Education 'empowering'

A culture of silence and fear around sex education must be broken, Dunedin sexuality education consultant Gayna McConnell says.

Media reports of sexual health classes in schools may sound "shocking and terrible", but research showed sex education needed to start before children were sexually active for it to be effective, she said.

And it needed to "start gently" about age 9, with girls taught about puberty, as they often developed before boys.

In the following two years, both boys and girls should receive more in-depth puberty education, so "it would all be normalised". By age 12, education around experiences, relationships and sexual feelings needed to begin, Ms McConnell said.

"Year 8 is when they start to do their hair and that's when they start thinking about who they like and who they want to be attractive to."

Children in classes she taught told her that casual sex at parties was "the norm" and statistics showed 20% of 13-year-olds in New Zealand had had sex, and 10% had had it in the last three months. Of that 10%, 39.4% had had more than three partners in the last three months.

The rate of sexually transmitted diseases was six times higher than in Australia, and up to 80% would have had sex by the time they left high school, she said.

One in seven young women would have had an abortion by 25, and about 65% of people did not use protection when having casual sex.

The young men she encountered believed condoms were uncomfortable, not very strong, and expensive, and thought "casual sex is where the fun is".

On the other hand, girls were often taught that sex was bad and "pleasure does not come into it".

Adding alcohol to the mix only heightened problems with unprotected and regretted sex.

Ms McConnell believed children needed to be taught about feelings, relationships, communication, and "who they are as sexual beings".

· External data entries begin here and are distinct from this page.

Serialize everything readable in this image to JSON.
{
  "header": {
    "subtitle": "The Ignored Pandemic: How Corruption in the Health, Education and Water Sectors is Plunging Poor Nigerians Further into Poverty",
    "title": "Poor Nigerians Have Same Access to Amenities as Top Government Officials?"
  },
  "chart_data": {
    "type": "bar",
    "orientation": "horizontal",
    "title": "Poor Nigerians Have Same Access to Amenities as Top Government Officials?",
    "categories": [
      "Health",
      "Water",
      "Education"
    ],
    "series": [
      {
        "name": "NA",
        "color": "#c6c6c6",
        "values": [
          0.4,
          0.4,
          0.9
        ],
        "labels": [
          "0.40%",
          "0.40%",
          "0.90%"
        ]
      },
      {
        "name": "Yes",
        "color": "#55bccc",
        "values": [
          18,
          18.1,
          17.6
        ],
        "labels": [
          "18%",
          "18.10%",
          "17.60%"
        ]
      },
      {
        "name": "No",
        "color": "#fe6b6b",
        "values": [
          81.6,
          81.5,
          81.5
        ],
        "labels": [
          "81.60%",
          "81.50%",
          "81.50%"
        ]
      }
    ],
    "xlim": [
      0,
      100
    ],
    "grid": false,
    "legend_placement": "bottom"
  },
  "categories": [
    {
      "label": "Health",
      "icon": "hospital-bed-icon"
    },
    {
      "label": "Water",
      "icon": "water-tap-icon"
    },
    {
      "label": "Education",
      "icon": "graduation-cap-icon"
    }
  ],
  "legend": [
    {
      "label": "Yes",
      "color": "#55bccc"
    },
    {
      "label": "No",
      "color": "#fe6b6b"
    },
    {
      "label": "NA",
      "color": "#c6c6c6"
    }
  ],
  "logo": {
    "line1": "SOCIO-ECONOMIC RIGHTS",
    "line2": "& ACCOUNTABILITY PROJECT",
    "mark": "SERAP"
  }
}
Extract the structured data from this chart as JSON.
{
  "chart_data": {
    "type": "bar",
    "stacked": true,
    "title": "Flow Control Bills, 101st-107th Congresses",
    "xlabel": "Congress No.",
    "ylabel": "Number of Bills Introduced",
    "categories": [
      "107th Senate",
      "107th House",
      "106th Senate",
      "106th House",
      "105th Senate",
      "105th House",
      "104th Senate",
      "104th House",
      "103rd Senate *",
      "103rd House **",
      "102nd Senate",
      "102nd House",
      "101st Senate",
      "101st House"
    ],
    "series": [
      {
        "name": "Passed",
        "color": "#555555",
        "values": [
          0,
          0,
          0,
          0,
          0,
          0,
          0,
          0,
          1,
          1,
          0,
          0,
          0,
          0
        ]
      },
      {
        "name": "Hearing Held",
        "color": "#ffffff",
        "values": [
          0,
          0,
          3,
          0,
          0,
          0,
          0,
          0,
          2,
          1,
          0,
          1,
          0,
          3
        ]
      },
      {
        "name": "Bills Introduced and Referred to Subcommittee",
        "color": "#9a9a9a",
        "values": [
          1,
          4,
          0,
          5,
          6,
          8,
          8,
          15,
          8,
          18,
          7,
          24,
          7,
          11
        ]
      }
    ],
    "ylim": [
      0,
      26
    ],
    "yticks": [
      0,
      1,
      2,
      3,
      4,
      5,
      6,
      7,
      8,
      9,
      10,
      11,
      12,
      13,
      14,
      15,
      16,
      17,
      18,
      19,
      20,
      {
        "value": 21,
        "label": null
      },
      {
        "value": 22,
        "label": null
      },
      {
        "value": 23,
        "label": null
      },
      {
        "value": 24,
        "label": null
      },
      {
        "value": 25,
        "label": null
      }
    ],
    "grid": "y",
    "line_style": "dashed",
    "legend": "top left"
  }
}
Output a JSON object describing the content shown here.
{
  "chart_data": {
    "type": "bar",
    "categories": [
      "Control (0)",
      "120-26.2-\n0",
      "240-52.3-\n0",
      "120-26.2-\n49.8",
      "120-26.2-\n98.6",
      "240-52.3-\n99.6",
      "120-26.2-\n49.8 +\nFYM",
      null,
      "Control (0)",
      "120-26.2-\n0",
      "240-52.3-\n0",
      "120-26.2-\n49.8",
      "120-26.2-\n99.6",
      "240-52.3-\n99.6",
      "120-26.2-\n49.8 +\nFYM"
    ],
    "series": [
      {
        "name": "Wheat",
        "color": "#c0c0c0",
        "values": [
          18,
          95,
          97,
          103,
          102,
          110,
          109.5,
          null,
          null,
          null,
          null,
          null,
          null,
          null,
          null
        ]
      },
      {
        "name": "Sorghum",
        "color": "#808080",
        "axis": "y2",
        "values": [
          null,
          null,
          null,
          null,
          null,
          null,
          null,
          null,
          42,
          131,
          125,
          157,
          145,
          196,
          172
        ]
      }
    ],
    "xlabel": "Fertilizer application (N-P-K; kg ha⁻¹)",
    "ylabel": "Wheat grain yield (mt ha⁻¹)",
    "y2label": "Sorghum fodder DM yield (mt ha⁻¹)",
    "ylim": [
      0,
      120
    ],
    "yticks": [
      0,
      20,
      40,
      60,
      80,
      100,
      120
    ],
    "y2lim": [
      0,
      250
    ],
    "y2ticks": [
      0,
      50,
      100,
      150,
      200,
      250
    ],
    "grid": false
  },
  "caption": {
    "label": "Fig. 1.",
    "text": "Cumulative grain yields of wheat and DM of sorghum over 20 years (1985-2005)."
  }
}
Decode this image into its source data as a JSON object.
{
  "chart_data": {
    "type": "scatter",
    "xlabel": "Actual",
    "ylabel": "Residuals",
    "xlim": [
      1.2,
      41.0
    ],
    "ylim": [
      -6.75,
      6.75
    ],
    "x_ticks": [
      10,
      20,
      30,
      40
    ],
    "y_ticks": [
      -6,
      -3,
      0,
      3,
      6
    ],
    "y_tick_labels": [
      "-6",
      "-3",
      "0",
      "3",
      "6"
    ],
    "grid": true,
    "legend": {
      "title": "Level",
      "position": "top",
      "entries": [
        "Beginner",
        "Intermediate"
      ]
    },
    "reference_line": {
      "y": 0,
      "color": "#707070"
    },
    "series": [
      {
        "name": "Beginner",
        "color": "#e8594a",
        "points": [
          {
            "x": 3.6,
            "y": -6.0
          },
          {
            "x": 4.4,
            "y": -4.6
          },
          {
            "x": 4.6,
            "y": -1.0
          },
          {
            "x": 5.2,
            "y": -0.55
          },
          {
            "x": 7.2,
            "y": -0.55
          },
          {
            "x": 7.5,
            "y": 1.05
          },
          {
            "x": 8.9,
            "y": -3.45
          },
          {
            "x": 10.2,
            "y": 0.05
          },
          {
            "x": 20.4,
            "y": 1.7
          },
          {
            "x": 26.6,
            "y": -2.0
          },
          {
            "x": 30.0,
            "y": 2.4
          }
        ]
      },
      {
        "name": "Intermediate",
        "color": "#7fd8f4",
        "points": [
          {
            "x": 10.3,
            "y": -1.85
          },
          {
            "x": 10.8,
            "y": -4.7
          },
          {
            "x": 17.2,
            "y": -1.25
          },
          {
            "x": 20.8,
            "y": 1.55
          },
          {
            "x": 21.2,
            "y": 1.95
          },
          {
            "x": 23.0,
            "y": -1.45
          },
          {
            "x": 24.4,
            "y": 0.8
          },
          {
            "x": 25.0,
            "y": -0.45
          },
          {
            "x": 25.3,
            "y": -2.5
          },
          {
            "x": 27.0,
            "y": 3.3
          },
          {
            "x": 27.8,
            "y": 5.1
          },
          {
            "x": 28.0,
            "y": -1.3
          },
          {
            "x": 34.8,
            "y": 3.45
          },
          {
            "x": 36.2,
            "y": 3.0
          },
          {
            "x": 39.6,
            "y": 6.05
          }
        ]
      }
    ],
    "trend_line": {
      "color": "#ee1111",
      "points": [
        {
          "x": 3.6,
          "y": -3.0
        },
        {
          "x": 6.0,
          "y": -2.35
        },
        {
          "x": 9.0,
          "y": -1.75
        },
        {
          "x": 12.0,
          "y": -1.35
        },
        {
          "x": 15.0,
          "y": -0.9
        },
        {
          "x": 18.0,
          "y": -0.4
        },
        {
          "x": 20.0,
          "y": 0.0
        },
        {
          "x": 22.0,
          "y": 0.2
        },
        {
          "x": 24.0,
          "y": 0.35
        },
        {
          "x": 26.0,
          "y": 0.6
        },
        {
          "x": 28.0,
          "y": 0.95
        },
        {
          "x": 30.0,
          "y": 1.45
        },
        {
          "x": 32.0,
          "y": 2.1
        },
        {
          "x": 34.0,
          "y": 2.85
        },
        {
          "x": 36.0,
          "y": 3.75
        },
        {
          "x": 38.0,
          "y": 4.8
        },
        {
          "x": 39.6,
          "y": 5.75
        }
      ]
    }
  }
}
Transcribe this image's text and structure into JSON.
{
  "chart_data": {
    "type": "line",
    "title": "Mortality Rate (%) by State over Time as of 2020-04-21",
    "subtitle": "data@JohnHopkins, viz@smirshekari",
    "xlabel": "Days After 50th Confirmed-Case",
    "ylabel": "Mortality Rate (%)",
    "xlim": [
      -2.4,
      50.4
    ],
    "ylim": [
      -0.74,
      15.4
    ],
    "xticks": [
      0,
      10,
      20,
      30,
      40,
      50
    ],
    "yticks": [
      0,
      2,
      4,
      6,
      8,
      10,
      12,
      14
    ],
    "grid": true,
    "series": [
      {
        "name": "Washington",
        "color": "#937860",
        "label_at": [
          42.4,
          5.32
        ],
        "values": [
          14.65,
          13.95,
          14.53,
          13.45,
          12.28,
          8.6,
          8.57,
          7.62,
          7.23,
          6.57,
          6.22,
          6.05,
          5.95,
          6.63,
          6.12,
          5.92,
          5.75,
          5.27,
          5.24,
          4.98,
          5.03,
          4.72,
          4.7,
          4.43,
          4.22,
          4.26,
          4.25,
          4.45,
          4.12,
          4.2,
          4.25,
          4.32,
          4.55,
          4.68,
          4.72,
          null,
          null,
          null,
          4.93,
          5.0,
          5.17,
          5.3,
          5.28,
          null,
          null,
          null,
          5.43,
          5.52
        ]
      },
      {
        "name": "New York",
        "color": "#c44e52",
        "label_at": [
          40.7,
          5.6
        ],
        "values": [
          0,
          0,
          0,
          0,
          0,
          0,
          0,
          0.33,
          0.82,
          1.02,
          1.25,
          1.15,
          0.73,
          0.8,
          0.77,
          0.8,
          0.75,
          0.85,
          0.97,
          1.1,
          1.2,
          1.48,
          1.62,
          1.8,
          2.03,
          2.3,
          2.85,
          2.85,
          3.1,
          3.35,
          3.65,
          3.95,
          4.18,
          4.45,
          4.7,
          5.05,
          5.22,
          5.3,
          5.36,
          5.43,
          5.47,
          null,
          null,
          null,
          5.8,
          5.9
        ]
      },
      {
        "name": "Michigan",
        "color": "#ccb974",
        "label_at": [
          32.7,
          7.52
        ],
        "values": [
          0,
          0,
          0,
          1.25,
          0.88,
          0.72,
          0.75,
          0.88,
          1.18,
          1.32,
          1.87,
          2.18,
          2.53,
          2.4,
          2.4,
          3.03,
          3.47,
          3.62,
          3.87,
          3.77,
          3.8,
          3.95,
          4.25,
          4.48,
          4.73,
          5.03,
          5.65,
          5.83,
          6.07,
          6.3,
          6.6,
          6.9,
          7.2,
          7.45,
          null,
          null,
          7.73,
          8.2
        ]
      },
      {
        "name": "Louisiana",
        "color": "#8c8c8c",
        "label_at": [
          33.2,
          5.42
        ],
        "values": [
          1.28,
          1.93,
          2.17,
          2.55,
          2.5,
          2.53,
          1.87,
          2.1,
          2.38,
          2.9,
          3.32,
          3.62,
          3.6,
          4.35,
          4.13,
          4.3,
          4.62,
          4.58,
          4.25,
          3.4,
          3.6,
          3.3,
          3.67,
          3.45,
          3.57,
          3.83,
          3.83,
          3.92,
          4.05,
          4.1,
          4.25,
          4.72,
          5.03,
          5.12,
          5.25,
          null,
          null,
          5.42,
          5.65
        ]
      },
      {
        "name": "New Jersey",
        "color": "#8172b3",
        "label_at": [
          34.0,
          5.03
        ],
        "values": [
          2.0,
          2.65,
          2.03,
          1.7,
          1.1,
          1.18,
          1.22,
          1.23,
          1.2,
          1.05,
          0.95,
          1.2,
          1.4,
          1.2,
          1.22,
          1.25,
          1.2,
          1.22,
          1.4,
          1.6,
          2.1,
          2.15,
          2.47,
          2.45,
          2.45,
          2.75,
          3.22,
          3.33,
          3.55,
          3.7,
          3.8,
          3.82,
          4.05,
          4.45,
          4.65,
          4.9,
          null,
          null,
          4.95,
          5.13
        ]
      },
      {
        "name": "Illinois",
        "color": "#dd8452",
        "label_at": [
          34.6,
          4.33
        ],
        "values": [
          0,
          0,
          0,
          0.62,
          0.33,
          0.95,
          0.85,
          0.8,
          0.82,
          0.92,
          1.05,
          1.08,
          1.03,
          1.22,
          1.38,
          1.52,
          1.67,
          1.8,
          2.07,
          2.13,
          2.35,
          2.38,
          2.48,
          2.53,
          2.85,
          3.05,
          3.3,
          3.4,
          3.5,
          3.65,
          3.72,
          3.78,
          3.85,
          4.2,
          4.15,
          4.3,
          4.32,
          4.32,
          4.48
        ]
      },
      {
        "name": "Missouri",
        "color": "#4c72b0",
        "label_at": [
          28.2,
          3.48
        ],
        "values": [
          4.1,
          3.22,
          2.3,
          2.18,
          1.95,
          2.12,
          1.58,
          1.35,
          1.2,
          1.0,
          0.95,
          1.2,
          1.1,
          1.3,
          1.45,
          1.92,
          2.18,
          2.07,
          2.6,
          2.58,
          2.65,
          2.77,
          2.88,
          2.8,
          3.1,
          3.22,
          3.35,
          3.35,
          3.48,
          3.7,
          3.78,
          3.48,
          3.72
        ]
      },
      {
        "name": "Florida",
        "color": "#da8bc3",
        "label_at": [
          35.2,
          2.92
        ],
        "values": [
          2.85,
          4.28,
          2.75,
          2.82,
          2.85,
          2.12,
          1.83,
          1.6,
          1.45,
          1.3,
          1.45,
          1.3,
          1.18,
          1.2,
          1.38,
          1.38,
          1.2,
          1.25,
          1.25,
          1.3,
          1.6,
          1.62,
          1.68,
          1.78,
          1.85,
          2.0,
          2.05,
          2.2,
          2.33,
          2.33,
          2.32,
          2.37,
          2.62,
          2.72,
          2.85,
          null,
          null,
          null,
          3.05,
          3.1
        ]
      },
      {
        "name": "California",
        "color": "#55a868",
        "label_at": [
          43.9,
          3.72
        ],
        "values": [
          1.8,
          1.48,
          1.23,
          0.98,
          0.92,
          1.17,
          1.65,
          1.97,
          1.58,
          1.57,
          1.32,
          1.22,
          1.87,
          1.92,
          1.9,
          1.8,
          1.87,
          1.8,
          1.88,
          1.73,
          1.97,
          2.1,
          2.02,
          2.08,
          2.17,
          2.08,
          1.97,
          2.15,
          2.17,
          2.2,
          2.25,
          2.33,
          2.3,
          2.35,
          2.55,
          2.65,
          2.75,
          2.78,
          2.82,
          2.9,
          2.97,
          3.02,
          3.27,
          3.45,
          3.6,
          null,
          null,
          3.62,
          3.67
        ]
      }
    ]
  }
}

"It's getting the value back in sex.It's really promoting self esteem and self respect. These issues are so complex and unless we help break them down ... nothing is going to change, and that only comes from effective, relevant education."

Parents were often "terrified" about talking to their children about sex, "because they know their own journeys", she said.

This meant teachers were often left to cover the subject, and while there were those who taught it well, some "don't know what they are doing".

"We are still in the Dark Ages with our sexual health."

However, children learnt "so much" from television, movies, and, especially, the internet, and had many questions which needed answering, or ideas which needed debunking.

"We think they are naive and at the 'hand-holding stage', but they are wanting to know about the ECP [emergency contraceptive pill] and STIs [sexually transmitted diseases]. Kids are not at the hand-holding stage.

"We as parents and teachers are at the holding hands stage and we are holding the hands of parents who are terrified.

"I acknowledge that it's scary and in a perfect world we would not have to be teaching 12-year-olds about intimacy and physical contact, but we do.

We are empowering them. Knowledge is power. Our kids have to be trusted."

The one piece of advice she had for parents concerned about what their children were learning when it came to sex, was "talk".

Parents should be giving their children the message that they should have sex with a person they knew, loved and trusted, that it should feel right, physically and emotionally, and that they should protect their body.

"[Otherwise] they have not prepared their child to negotiate and not have sex until they are ready.

"There is this real myth that talking about sex encourages sex. It really doesn't. It promotes sex in a relationship, delay, and contraception use," Ms McConnell said.

She did understand, however, that sexual education needed to be done "respectfully" and that children should not be forced to do anything they did not want to.

One or two parents, out of 30 or 40, would choose to withdraw their child from sex education classes, but the majority were "really pleased" their children were going to be better prepared and educated.